To develop a new nonparametric test, the focus shifts to a novel measure: distance correlation. Distance correlation has several important properties, including its applicability to vectors X and Y in arbitrary dimensions, and the fact that a distance correlation of zero characterizes independence. One notable extension of distance correlation is martingale difference correlation, which evaluates deviations from conditional mean independence between a scalar response variable Y and a vector predictor variable X. Moreover, martingale difference correlation and its empirical counterpart retain many advantageous properties of distance correlation and sample distance correlation.

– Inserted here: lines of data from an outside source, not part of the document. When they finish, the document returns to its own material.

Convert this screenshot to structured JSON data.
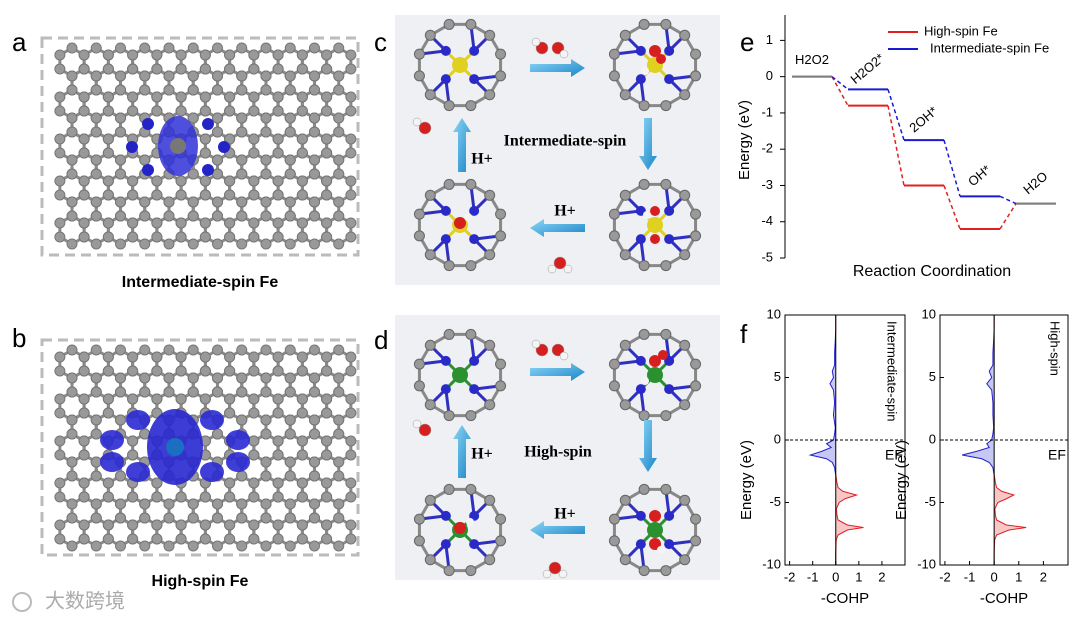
{
  "panels": {
    "a": {
      "letter": "a",
      "caption": "Intermediate-spin Fe"
    },
    "b": {
      "letter": "b",
      "caption": "High-spin Fe"
    },
    "c": {
      "letter": "c",
      "center": "Intermediate-spin",
      "proton_1": "H+",
      "proton_2": "H+"
    },
    "d": {
      "letter": "d",
      "center": "High-spin",
      "proton_1": "H+",
      "proton_2": "H+"
    },
    "e": {
      "letter": "e"
    },
    "f": {
      "letter": "f"
    }
  },
  "watermark": "大数跨境",
  "chart_data": [
    {
      "type": "energy-levels",
      "ylabel": "Energy (eV)",
      "xlabel": "Reaction Coordination",
      "categories": [
        "H2O2",
        "H2O2*",
        "2OH*",
        "OH*",
        "H2O"
      ],
      "series": [
        {
          "name": "High-spin Fe",
          "color": "#e02020",
          "values": [
            0,
            -0.8,
            -3.0,
            -4.2,
            -3.5
          ]
        },
        {
          "name": "Intermediate-spin Fe",
          "color": "#1a1ad0",
          "values": [
            0,
            -0.35,
            -1.75,
            -3.3,
            -3.5
          ]
        }
      ],
      "common_color": "#7f7f7f",
      "ylim": [
        -5,
        1.7
      ],
      "yticks": [
        -5,
        -4,
        -3,
        -2,
        -1,
        0,
        1
      ],
      "legend": "upper right"
    },
    {
      "type": "cohp",
      "ylabel": "Energy (eV)",
      "xlabel": "-COHP",
      "label": "Intermediate-spin",
      "ef_label": "EF",
      "fermi": 0,
      "energy": [
        -10,
        -9,
        -8,
        -7.6,
        -7.2,
        -7,
        -6.8,
        -6.4,
        -6,
        -5.5,
        -5,
        -4.7,
        -4.4,
        -4.1,
        -3.8,
        -3.4,
        -3,
        -2.6,
        -2.2,
        -1.8,
        -1.5,
        -1.2,
        -0.9,
        -0.6,
        -0.3,
        0,
        0.5,
        1,
        2,
        3,
        4,
        4.5,
        5,
        5.5,
        6,
        7,
        8,
        9,
        10
      ],
      "cohp": [
        0,
        0,
        0.02,
        0.1,
        0.5,
        1.2,
        0.5,
        0.1,
        0.05,
        0.03,
        0.15,
        0.4,
        0.9,
        0.3,
        0.1,
        0.05,
        0.02,
        -0.02,
        -0.05,
        -0.15,
        -0.4,
        -1.1,
        -0.6,
        -0.2,
        -0.4,
        -0.1,
        -0.05,
        -0.02,
        -0.1,
        -0.05,
        -0.1,
        -0.25,
        -0.1,
        -0.15,
        -0.05,
        -0.05,
        -0.02,
        0,
        0
      ],
      "positive_color": "#e02020",
      "negative_color": "#2020d0",
      "xlim": [
        -2.2,
        3
      ],
      "xticks": [
        -2,
        -1,
        0,
        1,
        2
      ],
      "ylim": [
        -10,
        10
      ],
      "yticks": [
        -10,
        -5,
        0,
        5,
        10
      ]
    },
    {
      "type": "cohp",
      "ylabel": "Energy (eV)",
      "xlabel": "-COHP",
      "label": "High-spin",
      "ef_label": "EF",
      "fermi": 0,
      "energy": [
        -10,
        -9,
        -8,
        -7.6,
        -7.2,
        -7,
        -6.8,
        -6.4,
        -6,
        -5.5,
        -5,
        -4.7,
        -4.4,
        -4.1,
        -3.8,
        -3.4,
        -3,
        -2.6,
        -2.2,
        -1.8,
        -1.5,
        -1.2,
        -0.9,
        -0.6,
        -0.3,
        0,
        0.5,
        1,
        2,
        3,
        4,
        4.5,
        5,
        5.5,
        6,
        7,
        8,
        9,
        10
      ],
      "cohp": [
        0,
        0,
        0.02,
        0.1,
        0.6,
        1.3,
        0.5,
        0.1,
        0.05,
        0.03,
        0.15,
        0.5,
        0.8,
        0.3,
        0.1,
        0.05,
        0.02,
        -0.02,
        -0.05,
        -0.2,
        -0.5,
        -1.3,
        -0.7,
        -0.2,
        -0.3,
        -0.1,
        -0.05,
        -0.02,
        -0.05,
        -0.05,
        -0.1,
        -0.3,
        -0.1,
        -0.2,
        -0.05,
        -0.05,
        -0.02,
        0,
        0
      ],
      "positive_color": "#e02020",
      "negative_color": "#2020d0",
      "xlim": [
        -2.2,
        3
      ],
      "xticks": [
        -2,
        -1,
        0,
        1,
        2
      ],
      "ylim": [
        -10,
        10
      ],
      "yticks": [
        -10,
        -5,
        0,
        5,
        10
      ]
    }
  ]
}
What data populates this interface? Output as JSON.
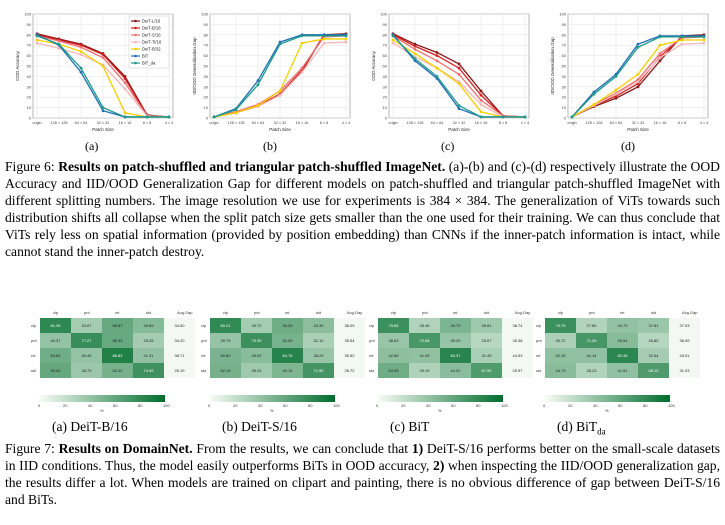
{
  "legend": [
    "DeiT-L/16",
    "DeiT-B/16",
    "DeiT-S/16",
    "DeiT-Ti/16",
    "DeiT-B/32",
    "BiT",
    "BiT_da"
  ],
  "colors": {
    "DeiT-L/16": "#8b1a1a",
    "DeiT-B/16": "#d42020",
    "DeiT-S/16": "#ee7070",
    "DeiT-Ti/16": "#f4b8b8",
    "DeiT-B/32": "#f4d000",
    "BiT": "#1f6fb5",
    "BiT_da": "#1f9a8a"
  },
  "chart_data": [
    {
      "id": "a",
      "type": "line",
      "ylabel": "OOD Accuracy",
      "xlabel": "Patch Size",
      "ylim": [
        0,
        100
      ],
      "categories": [
        "origin",
        "128 × 128",
        "64 × 64",
        "32 × 32",
        "16 × 16",
        "8 × 8",
        "4 × 4"
      ],
      "yticks": [
        0,
        10,
        20,
        30,
        40,
        50,
        60,
        70,
        80,
        90,
        100
      ],
      "series": [
        {
          "name": "DeiT-L/16",
          "values": [
            81,
            76,
            71,
            62,
            40,
            3,
            1
          ]
        },
        {
          "name": "DeiT-B/16",
          "values": [
            80,
            75,
            70,
            61,
            38,
            2,
            1
          ]
        },
        {
          "name": "DeiT-S/16",
          "values": [
            79,
            74,
            68,
            58,
            34,
            2,
            1
          ]
        },
        {
          "name": "DeiT-Ti/16",
          "values": [
            72,
            67,
            61,
            51,
            28,
            2,
            1
          ]
        },
        {
          "name": "DeiT-B/32",
          "values": [
            75,
            71,
            64,
            50,
            5,
            1,
            1
          ]
        },
        {
          "name": "BiT",
          "values": [
            80,
            70,
            44,
            7,
            1,
            1,
            1
          ]
        },
        {
          "name": "BiT_da",
          "values": [
            79,
            71,
            48,
            10,
            1,
            1,
            1
          ]
        }
      ]
    },
    {
      "id": "b",
      "type": "line",
      "ylabel": "IID/OOD Generalization Gap",
      "xlabel": "Patch Size",
      "ylim": [
        0,
        100
      ],
      "categories": [
        "origin",
        "128 × 128",
        "64 × 64",
        "32 × 32",
        "16 × 16",
        "8 × 8",
        "4 × 4"
      ],
      "yticks": [
        0,
        10,
        20,
        30,
        40,
        50,
        60,
        70,
        80,
        90,
        100
      ],
      "series": [
        {
          "name": "DeiT-L/16",
          "values": [
            1,
            5,
            12,
            22,
            45,
            80,
            81
          ]
        },
        {
          "name": "DeiT-B/16",
          "values": [
            1,
            6,
            12,
            23,
            46,
            80,
            80
          ]
        },
        {
          "name": "DeiT-S/16",
          "values": [
            1,
            6,
            13,
            26,
            48,
            78,
            79
          ]
        },
        {
          "name": "DeiT-Ti/16",
          "values": [
            1,
            5,
            11,
            22,
            44,
            72,
            73
          ]
        },
        {
          "name": "DeiT-B/32",
          "values": [
            1,
            5,
            12,
            26,
            72,
            76,
            76
          ]
        },
        {
          "name": "BiT",
          "values": [
            1,
            9,
            36,
            73,
            80,
            80,
            80
          ]
        },
        {
          "name": "BiT_da",
          "values": [
            1,
            8,
            32,
            71,
            79,
            79,
            79
          ]
        }
      ]
    },
    {
      "id": "c",
      "type": "line",
      "ylabel": "OOD Accuracy",
      "xlabel": "Patch Size",
      "ylim": [
        0,
        100
      ],
      "categories": [
        "origin",
        "128 × 128",
        "64 × 64",
        "32 × 32",
        "16 × 16",
        "8 × 8",
        "4 × 4"
      ],
      "yticks": [
        0,
        10,
        20,
        30,
        40,
        50,
        60,
        70,
        80,
        90,
        100
      ],
      "series": [
        {
          "name": "DeiT-L/16",
          "values": [
            81,
            71,
            63,
            52,
            26,
            2,
            1
          ]
        },
        {
          "name": "DeiT-B/16",
          "values": [
            80,
            69,
            60,
            48,
            22,
            2,
            1
          ]
        },
        {
          "name": "DeiT-S/16",
          "values": [
            79,
            66,
            55,
            42,
            17,
            2,
            1
          ]
        },
        {
          "name": "DeiT-Ti/16",
          "values": [
            72,
            59,
            48,
            35,
            13,
            1,
            1
          ]
        },
        {
          "name": "DeiT-B/32",
          "values": [
            75,
            62,
            48,
            33,
            6,
            1,
            1
          ]
        },
        {
          "name": "BiT",
          "values": [
            80,
            55,
            38,
            9,
            1,
            1,
            1
          ]
        },
        {
          "name": "BiT_da",
          "values": [
            79,
            57,
            40,
            12,
            1,
            1,
            1
          ]
        }
      ]
    },
    {
      "id": "d",
      "type": "line",
      "ylabel": "IID/OOD Generalization Gap",
      "xlabel": "Patch Size",
      "ylim": [
        0,
        100
      ],
      "categories": [
        "origin",
        "128 × 128",
        "64 × 64",
        "32 × 32",
        "16 × 16",
        "8 × 8",
        "4 × 4"
      ],
      "yticks": [
        0,
        10,
        20,
        30,
        40,
        50,
        60,
        70,
        80,
        90,
        100
      ],
      "series": [
        {
          "name": "DeiT-L/16",
          "values": [
            1,
            11,
            19,
            30,
            55,
            79,
            80
          ]
        },
        {
          "name": "DeiT-B/16",
          "values": [
            1,
            12,
            21,
            33,
            59,
            78,
            79
          ]
        },
        {
          "name": "DeiT-S/16",
          "values": [
            1,
            13,
            24,
            37,
            62,
            77,
            78
          ]
        },
        {
          "name": "DeiT-Ti/16",
          "values": [
            1,
            12,
            23,
            35,
            58,
            71,
            72
          ]
        },
        {
          "name": "DeiT-B/32",
          "values": [
            1,
            13,
            27,
            42,
            70,
            75,
            75
          ]
        },
        {
          "name": "BiT",
          "values": [
            1,
            25,
            42,
            71,
            79,
            79,
            79
          ]
        },
        {
          "name": "BiT_da",
          "values": [
            1,
            23,
            40,
            68,
            78,
            78,
            78
          ]
        }
      ]
    },
    {
      "id": "hm-a",
      "type": "heatmap",
      "label": "(a) DeiT-B/16",
      "rows": [
        "clp",
        "pnt",
        "rel",
        "skt"
      ],
      "cols": [
        "clp",
        "pnt",
        "rel",
        "skt",
        "Avg.Gap"
      ],
      "values": [
        [
          "81.39",
          "33.67",
          "58.87",
          "45.69",
          "34.50"
        ],
        [
          "40.37",
          "77.27",
          "58.33",
          "33.28",
          "34.20"
        ],
        [
          "54.64",
          "40.45",
          "86.83",
          "41.31",
          "38.71"
        ],
        [
          "59.04",
          "36.75",
          "52.12",
          "74.69",
          "25.19"
        ]
      ],
      "colorbar": {
        "min": 0,
        "max": 100,
        "ticks": [
          "0",
          "20",
          "40",
          "60",
          "80",
          "100"
        ],
        "label": "%"
      }
    },
    {
      "id": "hm-b",
      "type": "heatmap",
      "label": "(b) DeiT-S/16",
      "rows": [
        "clp",
        "pnt",
        "rel",
        "skt"
      ],
      "cols": [
        "clp",
        "pnt",
        "rel",
        "skt",
        "Avg.Gap"
      ],
      "values": [
        [
          "80.21",
          "33.72",
          "55.25",
          "43.39",
          "36.09"
        ],
        [
          "39.79",
          "75.30",
          "52.09",
          "31.10",
          "35.54"
        ],
        [
          "50.80",
          "45.02",
          "84.76",
          "38.29",
          "39.52"
        ],
        [
          "52.15",
          "35.24",
          "49.15",
          "71.90",
          "26.72"
        ]
      ],
      "colorbar": {
        "min": 0,
        "max": 100,
        "ticks": [
          "0",
          "20",
          "40",
          "60",
          "80",
          "100"
        ],
        "label": "%"
      }
    },
    {
      "id": "hm-c",
      "type": "heatmap",
      "label": "(c) BiT",
      "rows": [
        "clp",
        "pnt",
        "rel",
        "skt"
      ],
      "cols": [
        "clp",
        "pnt",
        "rel",
        "skt",
        "Avg.Gap"
      ],
      "values": [
        [
          "75.65",
          "28.45",
          "49.70",
          "35.81",
          "38.74"
        ],
        [
          "38.63",
          "70.68",
          "39.20",
          "25.67",
          "35.38"
        ],
        [
          "42.85",
          "41.05",
          "83.37",
          "31.43",
          "44.93"
        ],
        [
          "54.95",
          "29.19",
          "44.02",
          "67.99",
          "25.97"
        ]
      ],
      "colorbar": {
        "min": 0,
        "max": 100,
        "ticks": [
          "0",
          "20",
          "40",
          "60",
          "80",
          "100"
        ],
        "label": "%"
      }
    },
    {
      "id": "hm-d",
      "type": "heatmap",
      "label": "(d) BiT",
      "label_sub": "da",
      "rows": [
        "clp",
        "pnt",
        "rel",
        "skt"
      ],
      "cols": [
        "clp",
        "pnt",
        "rel",
        "skt",
        "Avg.Gap"
      ],
      "values": [
        [
          "75.79",
          "27.85",
          "40.73",
          "37.81",
          "37.93"
        ],
        [
          "30.72",
          "71.26",
          "45.54",
          "26.80",
          "36.09"
        ],
        [
          "42.15",
          "41.14",
          "82.48",
          "32.64",
          "43.01"
        ],
        [
          "44.73",
          "28.23",
          "41.51",
          "68.10",
          "31.03"
        ]
      ],
      "colorbar": {
        "min": 0,
        "max": 100,
        "ticks": [
          "0",
          "20",
          "40",
          "60",
          "80",
          "100"
        ],
        "label": "%"
      }
    }
  ],
  "sublabels": [
    "(a)",
    "(b)",
    "(c)",
    "(d)"
  ],
  "fig6": {
    "prefix": "Figure 6: ",
    "bold": "Results on patch-shuffled and triangular patch-shuffled ImageNet.",
    "text": " (a)-(b) and (c)-(d) respectively illustrate the OOD Accuracy and IID/OOD Generalization Gap for different models on patch-shuffled and triangular patch-shuffled ImageNet with different splitting numbers. The image resolution we use for experiments is 384 × 384. The generalization of ViTs towards such distribution shifts all collapse when the split patch size gets smaller than the one used for their training. We can thus conclude that ViTs rely less on spatial information (provided by position embedding) than CNNs if the inner-patch information is intact, while cannot stand the inner-patch destroy."
  },
  "fig7": {
    "prefix": "Figure 7: ",
    "bold": "Results on DomainNet.",
    "text1": " From the results, we can conclude that ",
    "b1": "1)",
    "text2": " DeiT-S/16 performs better on the small-scale datasets in IID conditions. Thus, the model easily outperforms BiTs in OOD accuracy, ",
    "b2": "2)",
    "text3": " when inspecting the IID/OOD generalization gap, the results differ a lot. When models are trained on clipart and painting, there is no obvious difference of gap between DeiT-S/16 and BiTs."
  }
}
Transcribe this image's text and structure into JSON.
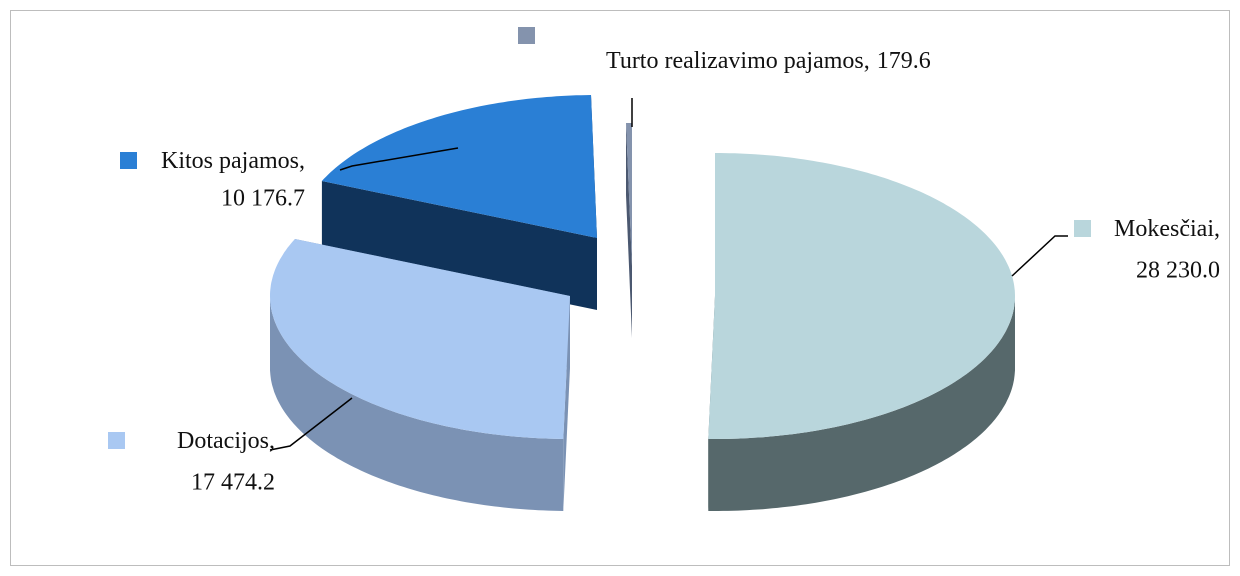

This study proposes a new test for assessing the significance of multiple covariates, leveraging martingale difference correlation. The effectiveness of the proposed test is evaluated through a Monte Carlo simulation study under various scenarios, and the method is applied to a rheumatoid arthritis dataset.



10:55am - 11:15am

The sicure R package: single-index mixture cure models

Beatriz Piñeiro-Lamas, Ana López-Cheda, Ricardo Cao

Universidade da Coruña, Spain

In survival analysis, there are situations in which not all subjects are susceptible to the final event. For example, if the event is a cancer therapy-related adverse effect, there will be a fraction of patients (considered as cured) that will never experience it. Mixture cure models address this by estimating both the probability of cure and the survival function for the uncured subjects. In the literature, nonparametric estimation of these functions focuses on continuous univariate covariates. However, in clinical practice, it is common to collect several patient characteristics and even medical images. The R package sicure provides a set of functions related to the implementation of single-index mixture cure models, that can handle a vector covariate under the assumption that the survival function depends on it through an unknown linear combination that can be estimated by maximum likelihood. This approach can be easily extended to functional covariates. The implementation of a nonparametric estimator for the density function of the uncured individuals is also included. Although the use of this package is illustrated with a medical dataset, it may be useful in any other field that involves a time variable, an uncensoring indicator, more than one covariate and the presence of a cure fraction.



11:15am - 11:35am

Testing for sufficient follow-up in survival data with covariates

Eni Musta1, Ingrid van Keilegom2, Tsz Pang Yuen1

1University of Amsterdam, Netherlands, The; 2KU Leuven, Belgium

Survival data in the presence of a cure fraction has recently attracted growing interest from both methodological and application perspectives. To estimate the fraction of 'immune' or 'cured' subjects who will never experience the event of interest, it is necessary to have a sufficiently long follow-up period. A few statistical tests have been introduced to test the assumption of sufficient follow-up, indicating that the right extreme of the censoring distribution exceeds that of the survival time of the uncured subjects. A relaxed notion of 'practically' sufficient follow-up has been proposed recently, suggesting that the follow-up would be considered sufficiently long if the probability for the event happening after the end of the study is very small. However, all these tests do not consider covariate information, which might affect the cure rate and the survival times.
We develop a novel statistical test for 'practically’ sufficient follow-up that accounts for covariates. Our approach relies on the assumption that the density in the tail of the conditional distribution of uncured survival time is a non-increasing function of time given covariate. A kernel smoothed Grenander-type estimator for the non-increasing conditional density is used to construct the test statistics. We study the asymptotic normality of the test statistics and a bootstrap procedure is used to approximate the critical value of the test. The performance of the test is investigated through a simulation study, and we illustrate the practical use of the proposed method on a breast cancer dataset.